The stock market didn’t exactly react well to the Fed’s non-decision to keep the targeted Fed funds rate unchanged last week. The S&P 500 and Dow both spent most of Thursday and Friday in freefall, and as I’m writing this, both are only modestly in the black today.
But one corner of the market has held up a lot better than the rest: boring, “bond-like” real estate investment trusts, or REITs.
You see, while stock prices dropped like a rock, bond prices actually enjoyed a nice rally. And REITs, which have come to be seen as bond replacements in this era of ultra-low bond yields, have followed suit. I’ve written about this recently.
This chart shows a bunch of REITs against the S&P 500:
Not bad. And they could do even better if the Fed keeps rates low like I suspect they will.
If the Fed is too scared to raise rates, that tells you that there are enough macro risks out there to keep bond yields low for awhile. If and when the Fed finally does get motivated to raise rates, I don’t see that translating to higher long-term bond yields, or at least not for a while. A higher Fed funds rate is disinflationary, which is good for bond prices.
So for the time being, we seem to be in a sweet spot for bonds where, irrespective of what the Fed does, bond yields should stay low for a while.
And as long as bond yields stay low, REITs should continue to outperform the broader market.
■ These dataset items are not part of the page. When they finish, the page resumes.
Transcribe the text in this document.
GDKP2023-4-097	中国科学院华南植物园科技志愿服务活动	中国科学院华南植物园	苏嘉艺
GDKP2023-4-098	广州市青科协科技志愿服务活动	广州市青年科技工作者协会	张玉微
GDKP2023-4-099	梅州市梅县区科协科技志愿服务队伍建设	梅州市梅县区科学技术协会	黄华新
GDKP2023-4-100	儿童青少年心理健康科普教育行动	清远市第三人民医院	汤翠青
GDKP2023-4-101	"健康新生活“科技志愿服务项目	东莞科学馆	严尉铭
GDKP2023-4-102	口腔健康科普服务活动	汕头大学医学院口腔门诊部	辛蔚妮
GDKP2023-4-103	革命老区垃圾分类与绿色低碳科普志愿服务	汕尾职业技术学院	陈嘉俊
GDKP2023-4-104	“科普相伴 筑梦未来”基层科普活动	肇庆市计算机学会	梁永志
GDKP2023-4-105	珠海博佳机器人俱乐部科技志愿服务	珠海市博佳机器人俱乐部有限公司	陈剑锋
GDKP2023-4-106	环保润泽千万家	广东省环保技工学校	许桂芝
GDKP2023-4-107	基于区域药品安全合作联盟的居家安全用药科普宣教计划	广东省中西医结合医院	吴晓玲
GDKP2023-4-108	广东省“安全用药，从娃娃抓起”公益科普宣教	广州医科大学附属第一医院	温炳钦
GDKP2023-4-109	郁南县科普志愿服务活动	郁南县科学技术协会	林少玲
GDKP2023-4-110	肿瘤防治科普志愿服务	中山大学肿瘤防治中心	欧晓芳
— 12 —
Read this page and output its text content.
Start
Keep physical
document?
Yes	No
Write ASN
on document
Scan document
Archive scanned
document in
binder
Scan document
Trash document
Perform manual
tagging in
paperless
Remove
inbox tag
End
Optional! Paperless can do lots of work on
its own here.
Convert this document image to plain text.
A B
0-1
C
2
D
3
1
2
Besides that, short sellers have been punishing the sector for months in the view that higher interest rates would wreck the sector.
But here’s the thing – they haven’t! And here’s the other thing – all those short sellers are obligated to buy those REIT stocks back.
That’s what happens when you short a stock. So these overly-punished REITs could be looking at a nice bump.
To toss out a few examples from the list above, Realty Income (“O,” very tip top, black line) has a short interest currently equal to more than 10 days’ worth of daily volume. VEREIT (“VER”) has a short ratio of 8 days to cover. And Digital Realty (“DLR”) has an almost ridiculously high short ratio of 18 days to cover.
So with REITs showing strength right now, I expect those short sellers to start bailing… and soon.
Even though they generally have a low correlation to the broader market, REITs are still stocks. And if we have another volatile rough patch like August, you can expect them to fall alongside the rest of the market, at least temporarily.
But I still expect REITs to massively outperform the broader market for the remainder of 2015, particularly if the shorts get squeezed.